И на нас с Ниной показывает. Значит, заметила всё-таки! Да я хоть во все кружки запишусь, лишь бы председателем выбрали. А Иветта словно мысли мои читает:
— Знаете что? Давайте-ка мы с вами выборы председателя и звеньевых отложим на пару дней. Присмотримся друг к другу, познакомимся… До открытия лагеря будем дежурных командиров назначать, а потом уж выберем самого достойного.
Вот тебе и раз! Никогда такого не было — дежурные командиры. Всё молчат, и тишина эта какая-то несогласная. Но разве со взрослыми поспоришь? Видимо, наша вожатая никого не выделила и надо ещё три дня перед ней выслуживаться. Очень мне это не понравилось, даже в командиры расхотелось. А Иветта тут же меня и назначила! Дежурным, чтобы я завтра отряд на линейку вела и вообще командовала.
Как тут поступить? Придется строить из себя пай-девочку, но я ведь и так не хулиганка какая-нибудь. Тут и притворяться особо не надо, просто слушаться старших. Иветту слушаться. Три дня — не так уж и много. Да ещё Тамара эта норовит вперед выскочить. Нетушки! Я буду лучше её отрядом командовать.
Это я уже вечером так решила, после отбоя. Девчонки в палате стали шепотом Иветту ругать — за дежурных командиров, за то, что не разрешила председателя выбрать. А я помалкивала, потому что у девчонок так бывает: сначала вместе ругают кого-то, а потом возьмут и наябедничают. Я даже Нине не сказала, как буду в командиры пробиваться. Притворилась, что сплю, а потом и вправду заснула…
— Товарищ председатель совета дружины! Четвертый отряд на торжественную линейку в честь открытия лагеря построен! Рапорт сдан!
— Рапорт принят!
Я бегу по песчаной дорожке к своему отряду. Вольно! Все улыбаются.
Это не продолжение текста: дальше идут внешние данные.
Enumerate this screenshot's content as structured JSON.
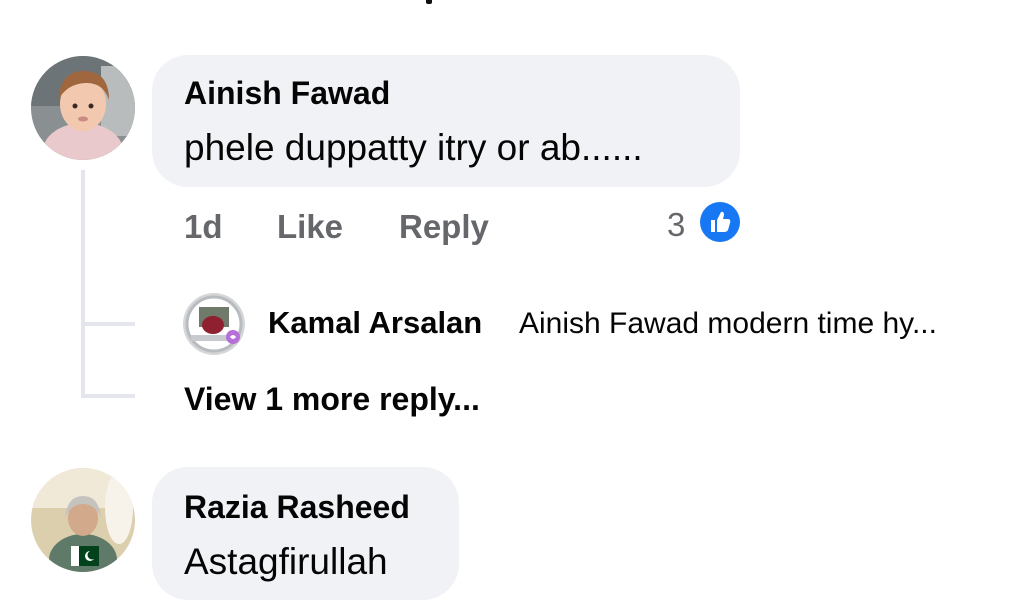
{
  "comments": [
    {
      "author": "Ainish Fawad",
      "text": "phele duppatty itry or ab......",
      "time": "1d",
      "like_label": "Like",
      "reply_label": "Reply",
      "reaction_count": "3",
      "reaction_icon": "like-icon",
      "replies": [
        {
          "author": "Kamal Arsalan",
          "text": "Ainish Fawad modern time hy..."
        }
      ],
      "more_replies_label": "View 1 more reply..."
    },
    {
      "author": "Razia Rasheed",
      "text": "Astagfirullah"
    }
  ],
  "colors": {
    "bubble": "#f0f2f5",
    "meta_text": "#65676b",
    "like_blue": "#1877f2",
    "thread_line": "#e4e6eb"
  }
}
Это ещё только репетиция, открытие лагеря завтра, и я снова буду дежурным командиром. Все и так уже понимают, что меня надо насовсем выбирать, из трех испытательных дней я уже два раза дежурила. Вчера назначили Толика, а он в столовой плохое слово сказал. Прямо при всех! И ребята в отряде говорят, что будут за меня голосовать. Даже не пришлось к вожатой подлизываться. Всё само собой получилось. В хоре солисткой назначили. Песня, правда, совсем дурацкая — «Я первый ученик среди ребят», зато не Томочке досталась! В танцевальном кружке тоже сольный номер — «павушка». Это такой русский танец с платком. Мы его в студии ставили, а я под себя переделала. На концерте все танцевальные номера про дружбу народов: русский, украинский, молдавский. Нину я уговорила татарский танец исполнить. Она стесняется очень, и мы отдельно репетируем, и хорошо получается. Ещё я в газету стихи написала. И всем нужна. Девчонки, которые гопак танцуют, не знают, какие костюмы сделать. Я придумала венки из живых цветов плести, а ленты по всему лагерю собрать. Стали отрядное место на линейке украшать, я предложила шишки гуашью красить для мозаики — опять молодец. Платок расписной для танца я у сторожихи выпросила. Тут уж все удивились — она такая старуха злющая! А просто меня все знают, я четвёртый раз в лагере. Иветта чуть что — меня зовет на подмогу. Вот и сейчас говорит:
— Постарайся у кастелянши утюг выпросить, чтобы до завтра в отряде был. Формы надо гладить, галстуки, костюмы.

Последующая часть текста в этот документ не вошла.